Kafka : Kafka integrated with Spark Structured streaming

Apache Kafka :

Apache Kafka is an open-source data streaming platform that stores, processes, and analyzes large amounts of real-time data. It's used to build real-time data pipelines and applications that can adapt to data streams.

Event streaming :

Event streaming is the digital equivalent of the human body's central nervous system. It is the technological foundation for the 'always-on' world where businesses are increasingly software-defined and automated, and where the user of software is more software.

Technically speaking, event streaming is the practice of capturing data in real-time from event sources like databases, sensors, mobile devices, cloud services, and software applications in the form of streams of events; storing these event streams durably for later retrieval; manipulating, processing, and reacting to the event streams in real-time as well as retrospectively; and routing the event streams to different destination technologies as needed.
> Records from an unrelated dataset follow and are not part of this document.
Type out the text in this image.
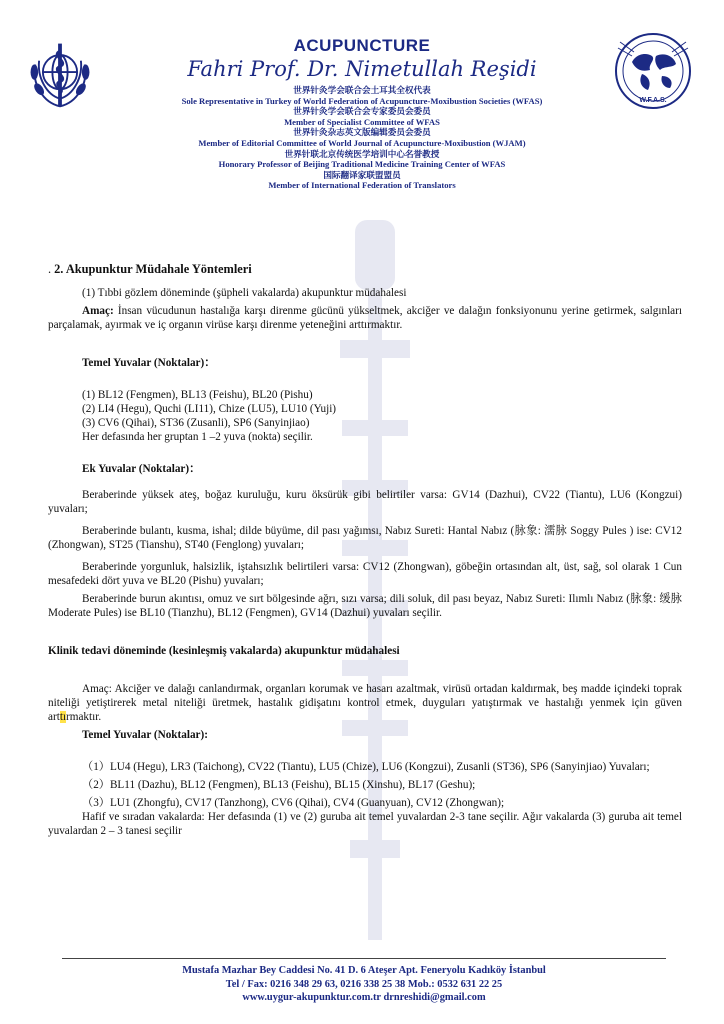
W.F.A.S.
ACUPUNCTURE
Fahri Prof. Dr. Nimetullah Reşidi
世界针灸学会联合会土耳其全权代表
Sole Representative in Turkey of World Federation of Acupuncture-Moxibustion Societies (WFAS)
世界针灸学会联合会专家委员会委员
Member of Specialist Committee of WFAS
世界针灸杂志英文版编辑委员会委员
Member of Editorial Committee of World Journal of Acupuncture-Moxibustion (WJAM)
世界针联北京传统医学培训中心名誉教授
Honorary Professor of Beijing Traditional Medicine Training Center of WFAS
国际翻译家联盟盟员
Member of International Federation of Translators

. 2. Akupunktur Müdahale Yöntemleri

(1) Tıbbi gözlem döneminde (şüpheli vakalarda) akupunktur müdahalesi

Amaç: İnsan vücudunun hastalığa karşı direnme gücünü yükseltmek, akciğer ve dalağın fonksiyonunu yerine getirmek, salgınları parçalamak, ayırmak ve iç organın virüse karşı direnme yeteneğini arttırmaktır.

Temel Yuvalar (Noktalar)：

(1) BL12 (Fengmen), BL13 (Feishu), BL20 (Pishu)

(2) LI4 (Hegu), Quchi (LI11), Chize (LU5), LU10 (Yuji)

(3) CV6 (Qihai), ST36 (Zusanli), SP6 (Sanyinjiao)

Her defasında her gruptan 1 –2 yuva (nokta) seçilir.

Ek Yuvalar (Noktalar)：

Beraberinde yüksek ateş, boğaz kuruluğu, kuru öksürük gibi belirtiler varsa: GV14 (Dazhui), CV22 (Tiantu), LU6 (Kongzui) yuvaları;

Beraberinde bulantı, kusma, ishal; dilde büyüme, dil pası yağımsı, Nabız Sureti: Hantal Nabız (脉象: 濡脉 Soggy Pules ) ise: CV12 (Zhongwan), ST25 (Tianshu), ST40 (Fenglong) yuvaları;

Beraberinde yorgunluk, halsizlik, iştahsızlık belirtileri varsa: CV12 (Zhongwan), göbeğin ortasından alt, üst, sağ, sol olarak 1 Cun mesafedeki dört yuva ve BL20 (Pishu) yuvaları;

Beraberinde burun akıntısı, omuz ve sırt bölgesinde ağrı, sızı varsa; dili soluk, dil pası beyaz, Nabız Sureti: Ilımlı Nabız (脉象: 缓脉Moderate Pules) ise BL10 (Tianzhu), BL12 (Fengmen), GV14 (Dazhui) yuvaları seçilir.

Klinik tedavi döneminde (kesinleşmiş vakalarda) akupunktur müdahalesi

Amaç: Akciğer ve dalağı canlandırmak, organları korumak ve hasarı azaltmak, virüsü ortadan kaldırmak, beş madde içindeki toprak niteliği yetiştirerek metal niteliği üretmek, hastalık gidişatını kontrol etmek, duyguları yatıştırmak ve hastalığı yenmek için güven arttırmaktır.

Temel Yuvalar (Noktalar):

（1）LU4 (Hegu), LR3 (Taichong), CV22 (Tiantu), LU5 (Chize), LU6 (Kongzui), Zusanli (ST36), SP6 (Sanyinjiao) Yuvaları;

（2）BL11 (Dazhu), BL12 (Fengmen), BL13 (Feishu), BL15 (Xinshu), BL17 (Geshu);

（3）LU1 (Zhongfu), CV17 (Tanzhong), CV6 (Qihai), CV4 (Guanyuan), CV12 (Zhongwan);

Hafif ve sıradan vakalarda: Her defasında (1) ve (2) guruba ait temel yuvalardan 2-3 tane seçilir. Ağır vakalarda (3) guruba ait temel yuvalardan 2 – 3 tanesi seçilir

Mustafa Mazhar Bey Caddesi No. 41 D. 6 Ateşer Apt. Feneryolu Kadıköy İstanbul
Tel / Fax: 0216 348 29 63, 0216 338 25 38 Mob.: 0532 631 22 25
www.uygur-akupunktur.com.tr drnreshidi@gmail.com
Event streaming thus ensures a continuous flow and interpretation of data so that the right information is at the right place, at the right time.

Apache Kafka is an event streaming platform. What does that mean?

Kafka combines three key capabilities so you can implement your use cases for event streaming end-to-end with a single battle-tested solution:

To publish (write) and subscribe to (read) streams of events, including continuous import/export of your data from other systems.
To store streams of events durably and reliably for as long as you want.
To process streams of events as they occur or retrospectively.

And all this functionality is provided in a distributed, highly scalable, elastic, fault-tolerant, and secure manner. Kafka can be deployed on bare-metal hardware, virtual machines, and containers, and on-premises as well as in the cloud. You can choose between self-managing your Kafka environments and using fully managed services offered by a variety of vendors.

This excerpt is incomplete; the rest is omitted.